More recently, however, we have learned that disruptive technologies and the lifestyle they have enabled are not without their consequences. These game-changing innovations have also unleashed a new kind of disruptive force on a planetary scale, which may represent a truly existential threat to life as we know it. That force is climate change. We are already seeing its impact in the form of extreme weather, epic flooding, extensive droughts, massive wildfires, melting icecaps and retreating glaciers.   

At the SETI Institute, we are interested in the nature, origin and evolution of life in the Universe. In partnership with NASA and other research and academic institutions, we are interested in learning how life happens, under what conditions, where else we might find it, and what technologies we need to detect it.

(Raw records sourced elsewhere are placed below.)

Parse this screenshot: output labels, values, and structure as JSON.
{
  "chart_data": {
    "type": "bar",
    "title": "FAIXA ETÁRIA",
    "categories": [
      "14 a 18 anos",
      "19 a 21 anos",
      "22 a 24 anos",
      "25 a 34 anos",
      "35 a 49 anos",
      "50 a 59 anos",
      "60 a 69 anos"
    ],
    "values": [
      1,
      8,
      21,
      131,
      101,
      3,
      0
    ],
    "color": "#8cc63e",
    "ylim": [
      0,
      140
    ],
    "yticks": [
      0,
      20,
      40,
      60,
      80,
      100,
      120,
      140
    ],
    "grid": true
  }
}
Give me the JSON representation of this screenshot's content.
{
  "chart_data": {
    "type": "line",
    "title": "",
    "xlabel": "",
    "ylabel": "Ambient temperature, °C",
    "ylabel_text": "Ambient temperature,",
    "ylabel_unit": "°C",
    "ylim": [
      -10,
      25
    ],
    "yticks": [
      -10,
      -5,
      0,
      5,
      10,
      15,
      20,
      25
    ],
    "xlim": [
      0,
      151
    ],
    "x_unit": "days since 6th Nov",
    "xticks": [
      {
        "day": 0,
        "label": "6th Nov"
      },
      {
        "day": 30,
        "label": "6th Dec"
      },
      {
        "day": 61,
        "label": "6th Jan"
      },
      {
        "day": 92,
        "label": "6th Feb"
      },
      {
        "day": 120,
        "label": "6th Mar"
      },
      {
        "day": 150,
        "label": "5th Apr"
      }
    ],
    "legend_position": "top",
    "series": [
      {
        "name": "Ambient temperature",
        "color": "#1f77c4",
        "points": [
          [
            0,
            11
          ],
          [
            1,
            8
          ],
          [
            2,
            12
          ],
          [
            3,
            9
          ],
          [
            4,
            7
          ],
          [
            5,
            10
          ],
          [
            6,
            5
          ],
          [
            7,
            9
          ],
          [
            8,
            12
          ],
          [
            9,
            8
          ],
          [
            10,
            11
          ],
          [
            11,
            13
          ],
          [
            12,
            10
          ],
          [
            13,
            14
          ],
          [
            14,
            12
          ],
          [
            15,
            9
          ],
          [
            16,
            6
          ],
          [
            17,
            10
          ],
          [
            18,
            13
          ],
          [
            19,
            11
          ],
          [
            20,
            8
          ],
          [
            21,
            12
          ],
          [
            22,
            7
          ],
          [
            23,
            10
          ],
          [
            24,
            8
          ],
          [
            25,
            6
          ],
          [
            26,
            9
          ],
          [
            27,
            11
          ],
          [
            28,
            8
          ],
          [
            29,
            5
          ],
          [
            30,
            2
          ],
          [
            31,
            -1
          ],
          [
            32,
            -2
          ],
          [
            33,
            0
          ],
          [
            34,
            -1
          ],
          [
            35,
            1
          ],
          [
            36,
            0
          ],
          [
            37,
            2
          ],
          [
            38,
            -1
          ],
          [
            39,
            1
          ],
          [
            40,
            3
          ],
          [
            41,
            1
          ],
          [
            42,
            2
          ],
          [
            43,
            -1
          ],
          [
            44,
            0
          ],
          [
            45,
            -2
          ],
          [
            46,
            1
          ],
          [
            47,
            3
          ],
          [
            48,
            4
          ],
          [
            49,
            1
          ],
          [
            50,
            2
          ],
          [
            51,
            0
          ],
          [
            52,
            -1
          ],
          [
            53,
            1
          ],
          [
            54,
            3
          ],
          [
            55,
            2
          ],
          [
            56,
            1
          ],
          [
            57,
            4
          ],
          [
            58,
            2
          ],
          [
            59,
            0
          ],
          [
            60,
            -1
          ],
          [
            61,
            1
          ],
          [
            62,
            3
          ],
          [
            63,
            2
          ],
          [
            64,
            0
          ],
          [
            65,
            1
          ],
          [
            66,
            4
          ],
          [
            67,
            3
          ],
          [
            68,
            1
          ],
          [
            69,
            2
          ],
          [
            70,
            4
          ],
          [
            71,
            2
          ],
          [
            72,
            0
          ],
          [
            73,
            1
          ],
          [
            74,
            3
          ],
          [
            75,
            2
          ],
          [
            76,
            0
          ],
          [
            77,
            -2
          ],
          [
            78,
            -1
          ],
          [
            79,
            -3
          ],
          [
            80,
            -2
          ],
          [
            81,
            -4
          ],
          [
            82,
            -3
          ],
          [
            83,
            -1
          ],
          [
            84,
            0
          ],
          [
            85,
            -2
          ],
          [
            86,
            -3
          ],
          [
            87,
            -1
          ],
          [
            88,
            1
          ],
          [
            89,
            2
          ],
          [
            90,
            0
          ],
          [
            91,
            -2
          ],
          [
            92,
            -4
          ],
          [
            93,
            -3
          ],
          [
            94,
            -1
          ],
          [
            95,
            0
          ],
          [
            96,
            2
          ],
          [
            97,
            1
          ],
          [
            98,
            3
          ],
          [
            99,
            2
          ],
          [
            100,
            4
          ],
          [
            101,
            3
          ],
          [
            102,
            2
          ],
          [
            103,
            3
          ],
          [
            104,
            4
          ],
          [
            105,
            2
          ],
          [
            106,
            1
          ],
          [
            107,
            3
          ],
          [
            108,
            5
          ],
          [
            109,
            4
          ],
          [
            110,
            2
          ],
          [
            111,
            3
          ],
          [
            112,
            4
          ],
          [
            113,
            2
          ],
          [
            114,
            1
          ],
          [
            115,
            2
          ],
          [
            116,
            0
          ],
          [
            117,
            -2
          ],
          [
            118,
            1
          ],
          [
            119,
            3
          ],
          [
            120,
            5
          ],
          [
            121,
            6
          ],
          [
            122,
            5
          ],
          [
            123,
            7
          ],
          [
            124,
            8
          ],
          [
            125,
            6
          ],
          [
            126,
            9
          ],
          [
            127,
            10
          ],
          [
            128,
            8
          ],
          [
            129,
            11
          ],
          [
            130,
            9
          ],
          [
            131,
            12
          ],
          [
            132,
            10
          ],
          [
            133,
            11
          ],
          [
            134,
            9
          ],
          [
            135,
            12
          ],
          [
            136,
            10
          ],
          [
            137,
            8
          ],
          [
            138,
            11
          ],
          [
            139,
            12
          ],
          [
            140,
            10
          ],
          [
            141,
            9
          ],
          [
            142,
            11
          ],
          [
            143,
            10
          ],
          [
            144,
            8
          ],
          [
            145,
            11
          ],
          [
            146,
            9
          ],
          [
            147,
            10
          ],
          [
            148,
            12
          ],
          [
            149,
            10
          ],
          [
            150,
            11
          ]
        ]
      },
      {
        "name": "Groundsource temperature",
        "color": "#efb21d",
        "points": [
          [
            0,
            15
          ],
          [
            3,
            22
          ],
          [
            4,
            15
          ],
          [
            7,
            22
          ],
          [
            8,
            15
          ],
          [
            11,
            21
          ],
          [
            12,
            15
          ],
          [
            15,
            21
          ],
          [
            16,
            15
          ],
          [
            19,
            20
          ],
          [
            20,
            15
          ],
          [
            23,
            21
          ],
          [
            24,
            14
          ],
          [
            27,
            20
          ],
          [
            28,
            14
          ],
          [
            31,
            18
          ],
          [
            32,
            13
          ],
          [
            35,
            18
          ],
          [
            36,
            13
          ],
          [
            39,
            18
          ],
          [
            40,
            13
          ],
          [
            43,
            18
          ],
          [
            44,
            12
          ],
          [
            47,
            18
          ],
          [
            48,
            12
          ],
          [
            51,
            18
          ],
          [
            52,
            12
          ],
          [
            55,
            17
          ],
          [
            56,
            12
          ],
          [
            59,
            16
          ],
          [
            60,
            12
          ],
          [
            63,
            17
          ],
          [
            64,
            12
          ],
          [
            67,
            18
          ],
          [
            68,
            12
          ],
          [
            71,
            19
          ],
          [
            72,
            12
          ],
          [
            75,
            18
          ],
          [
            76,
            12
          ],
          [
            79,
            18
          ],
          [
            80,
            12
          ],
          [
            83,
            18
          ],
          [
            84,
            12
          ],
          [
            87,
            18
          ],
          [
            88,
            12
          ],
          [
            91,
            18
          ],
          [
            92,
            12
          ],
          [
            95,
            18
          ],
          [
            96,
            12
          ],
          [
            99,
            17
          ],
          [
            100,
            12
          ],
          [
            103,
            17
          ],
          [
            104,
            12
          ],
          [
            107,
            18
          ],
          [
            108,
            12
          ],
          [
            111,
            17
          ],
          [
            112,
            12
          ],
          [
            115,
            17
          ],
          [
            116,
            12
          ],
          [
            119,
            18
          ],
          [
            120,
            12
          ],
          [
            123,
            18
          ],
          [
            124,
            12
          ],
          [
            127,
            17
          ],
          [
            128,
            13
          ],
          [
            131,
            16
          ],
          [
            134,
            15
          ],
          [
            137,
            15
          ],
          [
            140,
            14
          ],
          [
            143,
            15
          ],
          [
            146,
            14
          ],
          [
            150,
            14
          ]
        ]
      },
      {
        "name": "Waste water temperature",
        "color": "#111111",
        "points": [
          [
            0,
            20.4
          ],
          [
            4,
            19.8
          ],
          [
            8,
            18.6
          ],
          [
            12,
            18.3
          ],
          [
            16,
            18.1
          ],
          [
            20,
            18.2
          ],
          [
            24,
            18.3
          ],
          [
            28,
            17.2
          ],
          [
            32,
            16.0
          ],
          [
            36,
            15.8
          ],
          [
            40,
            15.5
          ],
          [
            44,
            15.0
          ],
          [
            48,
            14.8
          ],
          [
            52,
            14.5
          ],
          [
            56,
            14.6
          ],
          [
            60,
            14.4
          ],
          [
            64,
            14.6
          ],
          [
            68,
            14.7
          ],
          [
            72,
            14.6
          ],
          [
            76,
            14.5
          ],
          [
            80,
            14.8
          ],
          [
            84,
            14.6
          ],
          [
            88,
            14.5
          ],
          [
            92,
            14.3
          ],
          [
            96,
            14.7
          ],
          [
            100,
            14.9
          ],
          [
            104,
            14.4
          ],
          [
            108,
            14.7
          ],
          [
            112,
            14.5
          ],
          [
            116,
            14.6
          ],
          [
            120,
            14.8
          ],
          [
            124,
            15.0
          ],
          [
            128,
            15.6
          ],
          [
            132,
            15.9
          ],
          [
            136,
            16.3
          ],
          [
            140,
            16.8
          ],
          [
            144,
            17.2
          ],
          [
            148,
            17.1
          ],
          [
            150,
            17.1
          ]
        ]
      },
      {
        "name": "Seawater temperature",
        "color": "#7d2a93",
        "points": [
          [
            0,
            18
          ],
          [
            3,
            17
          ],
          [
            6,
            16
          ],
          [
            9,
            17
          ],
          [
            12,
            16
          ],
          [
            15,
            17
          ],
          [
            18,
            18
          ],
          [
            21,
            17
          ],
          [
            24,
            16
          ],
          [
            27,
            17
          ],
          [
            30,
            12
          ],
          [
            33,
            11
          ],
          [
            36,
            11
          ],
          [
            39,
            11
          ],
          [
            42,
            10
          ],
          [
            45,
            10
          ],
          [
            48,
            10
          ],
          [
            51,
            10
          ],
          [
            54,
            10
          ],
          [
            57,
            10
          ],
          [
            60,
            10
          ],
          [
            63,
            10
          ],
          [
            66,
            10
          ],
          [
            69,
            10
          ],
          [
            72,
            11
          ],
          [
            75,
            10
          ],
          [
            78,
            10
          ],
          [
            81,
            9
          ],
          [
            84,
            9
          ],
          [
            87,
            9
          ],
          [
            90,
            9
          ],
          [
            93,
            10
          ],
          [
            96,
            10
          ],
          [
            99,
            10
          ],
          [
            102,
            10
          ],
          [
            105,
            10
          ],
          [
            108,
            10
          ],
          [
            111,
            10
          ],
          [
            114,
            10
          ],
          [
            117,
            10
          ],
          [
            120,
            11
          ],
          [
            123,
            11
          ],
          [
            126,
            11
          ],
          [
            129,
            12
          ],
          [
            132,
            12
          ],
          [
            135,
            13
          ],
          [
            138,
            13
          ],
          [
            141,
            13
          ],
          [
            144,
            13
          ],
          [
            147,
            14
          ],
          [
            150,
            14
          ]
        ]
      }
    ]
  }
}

The most important laboratory we have for this endeavour is right here: the third planet from the Sun, we call Earth. Our research offers us a unique perspective on the inextricable interdependence of biology and climate or the co-evolution of life and environment. We understand that even slight changes to the delicate balance of climate conditions that support life can have profound implications for habitability. We know, for example, that 3.8 billion years ago Mars looked a lot like Earth. 

From space we can see the dramatic consequences of climate change that often seem imperceptible from a terrestrial perspective. Shrinking icecaps, warming oceans, expanding deserts and retreating glaciers are all glaringly apparent when viewed from the vantage point of low-Earth orbit.   

We are thus at a point in our history where we need a new kind of visionary. We need individuals who can imagine a future that many of us don’t want to see and then create disruptive technologies to prevent it. Bold leadership and daring innovation will be required to avert global catastrophe. The time for action is now. 

Bill Diamond is president and CEO of the SETI Institute which he joined in 2015. He has worked predominantly in applied technologies with over 20 years’ experience in photonics and optical communications, and more than a decade in X-ray and semiconductor processing technologies.